Nov 03, 2006 01:28
Today, I had the pleasure of fluently exchanging blows. I love grappling, but sometimes one feels a longing to experience the primal nobility of pugilism. "Stand-up" sparring for me has become either a chase or a decisive loss. In the former case, my opponent refuses to engage and I'm forever running after him. My agitation is expressed in my technique, and I find my self overextending my strikes and making big, risky lunges, a quickly cementing habit. That habit does not help in the latter case, which typically involves a professional fighter schooling me. Today, however, was an even match. Evasions were tactical and aggressive rather than noncommittal and timid, and to extend the conversation metaphor, one clever turn of phrase was met with another.
Also today, I encountered a northern wrestler. When working a pommeling drill (fighting for "inside control," or hooking your arms inside his, not punching) at the beginning of practice, I noticed in seconds that he displayed those distinctly northern traits: bold but subtle action, a tight but seemingly effortless tie-up, unnerving sensitivity, and a seemingly bottomless bag of tricks. When I asked him where he learned to wrestle, he responded "Iowa." Hearing that, I made a point of keeping the fight up on the feet later in practice, which predictably proved futile. His stand-up and guard sucked, though.
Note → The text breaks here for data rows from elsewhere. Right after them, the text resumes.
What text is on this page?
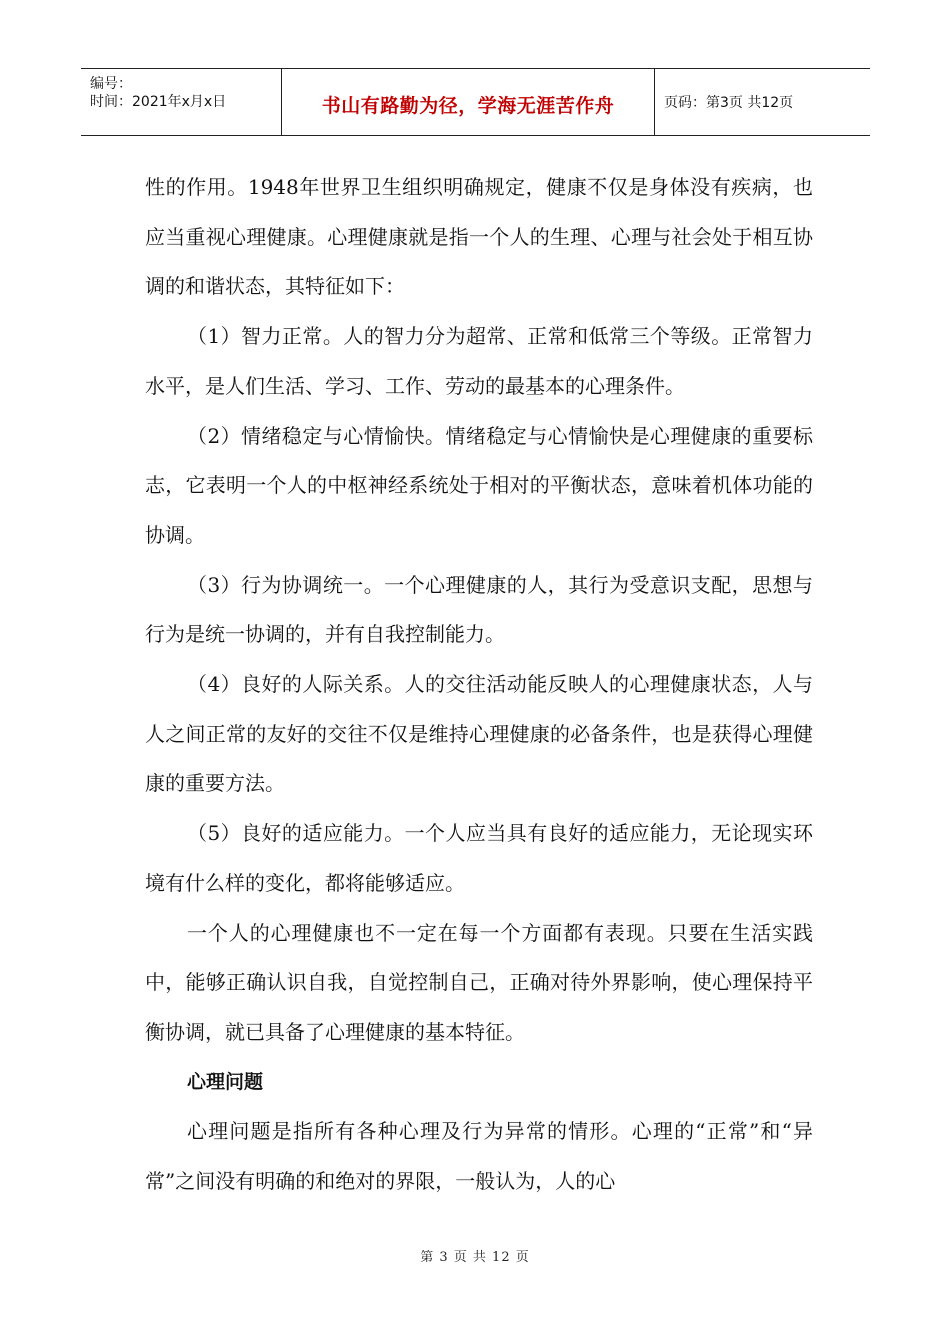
编号：
时间：2021年x月x日	书山有路勤为径，学海无涯苦作舟	页码：第3页 共12页

性的作用。1948年世界卫生组织明确规定，健康不仅是身体没有疾病，也应当重视心理健康。心理健康就是指一个人的生理、心理与社会处于相互协调的和谐状态，其特征如下：

（1）智力正常。人的智力分为超常、正常和低常三个等级。正常智力水平，是人们生活、学习、工作、劳动的最基本的心理条件。

（2）情绪稳定与心情愉快。情绪稳定与心情愉快是心理健康的重要标志，它表明一个人的中枢神经系统处于相对的平衡状态，意味着机体功能的协调。

（3）行为协调统一。一个心理健康的人，其行为受意识支配，思想与行为是统一协调的，并有自我控制能力。

（4）良好的人际关系。人的交往活动能反映人的心理健康状态，人与人之间正常的友好的交往不仅是维持心理健康的必备条件，也是获得心理健康的重要方法。

（5）良好的适应能力。一个人应当具有良好的适应能力，无论现实环境有什么样的变化，都将能够适应。

一个人的心理健康也不一定在每一个方面都有表现。只要在生活实践中，能够正确认识自我，自觉控制自己，正确对待外界影响，使心理保持平衡协调，就已具备了心理健康的基本特征。

心理问题

心理问题是指所有各种心理及行为异常的情形。心理的“正常”和“异常”之间没有明确的和绝对的界限，一般认为，人的心

第 3 页 共 12 页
Classes with lots of numbers really do fill me with abject terror. Well, the exams do. I find myself truant far too often because I'm untenably bored throughout, and I find myself thinking about how they say boredom kills. I can almost feel the apathy rotting years off my life. That absenteeism doesn't help learn physics or chemistry or what have you, which lends to the sensation that, when facing an exam, I'm almost totally subject to it's caprice. The feeling is like floating in a lifeboat on the sea during a hurricane, or on better days,a noble but suicidal charge into insurmountable forces not unlike the climax of "the Last Samurai." I'm actually doing fine in the class (physics,) but the foreboding persists.